Apple has released its free Schoolwork app, originally announced during its Field Trip event in Chicago in spring 2018. The iPad-based solution aims to help teachers deliver personalized education that may then help improve educational achievement.

Personalized learning matters

Schoolwork is a clever marriage of technology and educational practise. While it’s built on the predicate that Apple wants people to buy more iPads, it does seem to deliver tools teachers (and others) may want to use to boost learning.

Personalized education delivers results. In India, an intelligent tutoring system called Mindspark, which identities student weaknesses and provides them with tailored questions to help them learn, is delivering noteworthy improvementsin educational achievement.

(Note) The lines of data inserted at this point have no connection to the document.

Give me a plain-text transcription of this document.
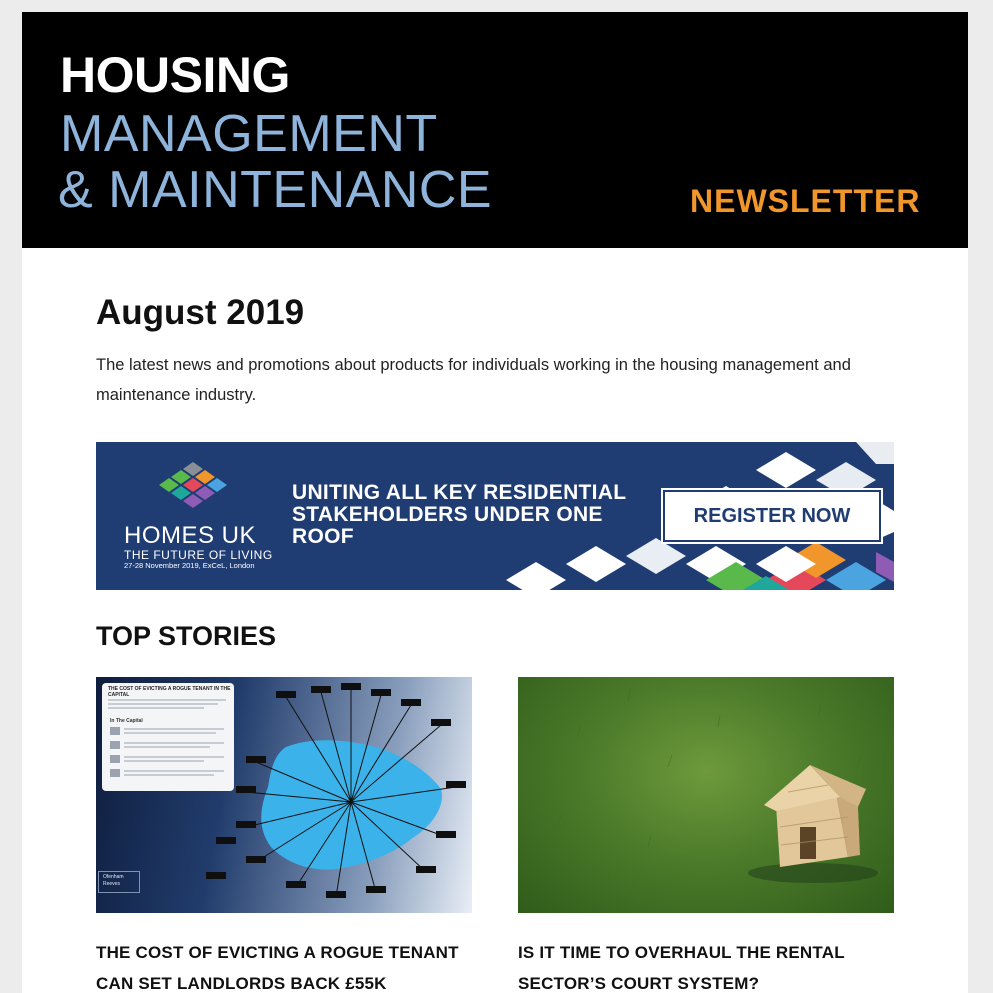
HOUSING
MANAGEMENT
& MAINTENANCE	NEWSLETTER
August 2019

The latest news and promotions about products for individuals working in the housing management and maintenance industry.

HOMES UK
THE FUTURE OF LIVING
27-28 November 2019, ExCeL, London
UNITING ALL KEY RESIDENTIAL STAKEHOLDERS UNDER ONE ROOF
REGISTER NOW
TOP STORIES
THE COST OF EVICTING A ROGUE TENANT IN THE CAPITAL
In The Capital
Ofenham Reeves
THE COST OF EVICTING A ROGUE TENANT CAN SET LANDLORDS BACK £55K
IS IT TIME TO OVERHAUL THE RENTAL SECTOR’S COURT SYSTEM?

Apple’s decision to implement its own platform advantage around the aim of improving education therefore matches the current trend toward such educational experiences.

So, what is Schoolwork?

Schoolwork is an app teachers can use to handle tasks they spend so much time involved in, including:

  • The creation of assignments
  • One-to-one collaboration with students
  • Progress tracking and monitoring
  • Making good use of apps

Schoolwork is designed to work with Apple’s other app, Classroom. The latter helps teachers keep students focused on a specific app or website and lets them view student screens during class, share documents with students, assign shared iPads and even reset a student’s password.

Apple thinks the iPad in education tools, “Enhance the learning experience and help both educators and students get more out of the technology they use in the classroom every day.” Which sounds nice.

How do you use Schoolwork?

So, how do teachers make use of the app? Apple has developed the solution with some of the most critical educational tasks in mind.

Teachers can use the app to create and send announcements and assignments with almost any type of content, from web links to PDFs and documents, and even specific activities in apps.

Within this they can assign specific activities within an app in order to guide students to a specific task.

Apple, naturally with apps in mind, has also made it possible to integrate third-party educational apps (Explain Everything, Tynker, GeoGebra and Kahoot! are mentioned) within these tasks.

What’s really interesting is the built in performance and monitoring tools. Schoolwork can give teachers deep insights into individual student performance, which makes it much easier for them to build personalised learning solutions and figure out where students may need support.

Teachers can also take a look at snapshots of class performance and can check on an individual student’s progress across activities, As with every Apple product, privacy and security features are built in so schools get to create, own and control the accounts used by their students and decide when student progress information is shared.

You can find more information on Apple’s tools for teachers here.

Jonny Evans

Watching Apple since 1999. I don't say what they should do. I say what they might do. They sometimes do.

4 Responses

  1. Roger Owens says:

    Jonny, Do you have any idea whether Apple ever intends to equip parents who home school their children with the education based tools? It seems to me to be time to do so. What do you think?

    • Jonny Evans says:

      I like the concept, but I do see problems promising education focused features to a market like that that in some ways inherently lacks consistent standards, all the same, such powerful tools seem to me to have a clear and positive impact on educational teaching and learning potential. Saying this, I think there’s a big opportunity to deliver even more powerful tools to the home school.

  2. Roger Owens says:

    I believe there are associations that home schooling parents can join that help with standards. Seems a shame to lock out the thousands and thousands of home schooling teachers. Then there are small private (religion based) schools like the Mennonites, that, I believe are locked out too–all because they’re not a government based school. Somehow, it just seems wrong.

  3. Roger Owens says:

    As always, thank you, Jonny, for replying to my comments. I wonder what my friend @marrathon (My favorite Apple Guy!)thinks and knows about this? (If he can say anything.)